Emergency departments are beginning to see an increase in coronavirus activity, per AzDHS data, with nearly 50% of emergency department bed availability being used by COVID-19 patients.

And more are in intensive care. Two weeks ago, 11% of the state's ICU beds were occupied by COVID-19 patients; today, that figure is 20%. Roughly 14% of ICU beds in Arizona are currently vacant.

In July, when hospitalizations for COVID peaked, almost 60% of all ICU beds in the state were in use by COVID-19 patients.

Arizonans over the age of 65 are currently experiencing the highest hospitalization rate.

But almost 50% of the new cases in Arizona are 20- to 44-year-olds, according to data presented by AzDHS.

"Among 20 to 44 year olds, college aged individuals continue to see the highest number of cases," Christ said in a YouTube video Thursday .

Arizona State University has had 2,466 students and 90 staff test positive for COVID-19. Currently, 405 students are positive and 37 staff are positive, according to ASU's data.

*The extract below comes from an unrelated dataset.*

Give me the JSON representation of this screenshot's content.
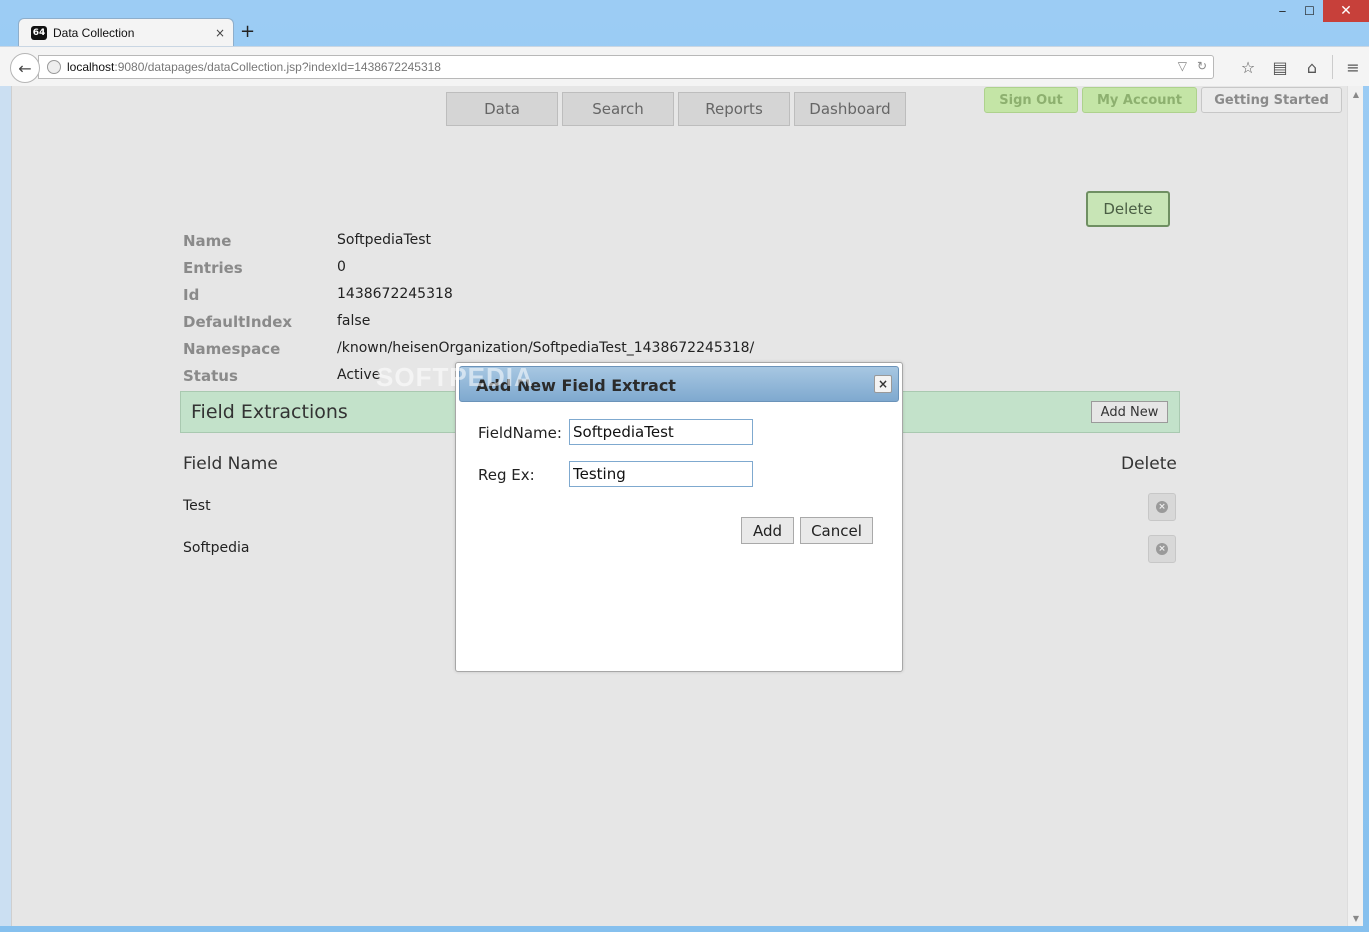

Northern Arizona University has had 1,543 students test positive for COVID-19 since Sept. 2 and is currently managing 57 current cases.

The University of Arizona has had 2,538 students and 48 staff members test positive for COVID-19 since Sept. 2.

Eleven of Arizona's 15 counties have been seeing an increase in cases, with only Greenlee county seeing a decrease in cases.

Arizona is not alone in its surge in cases. The country saw a record number of cases this week with Thursday being the highest one-day infection total on record, according to John Hopkins University data.

There have been over 269,000 cases of COVID-19 in Arizona and more than 6,200 deaths as of November 13.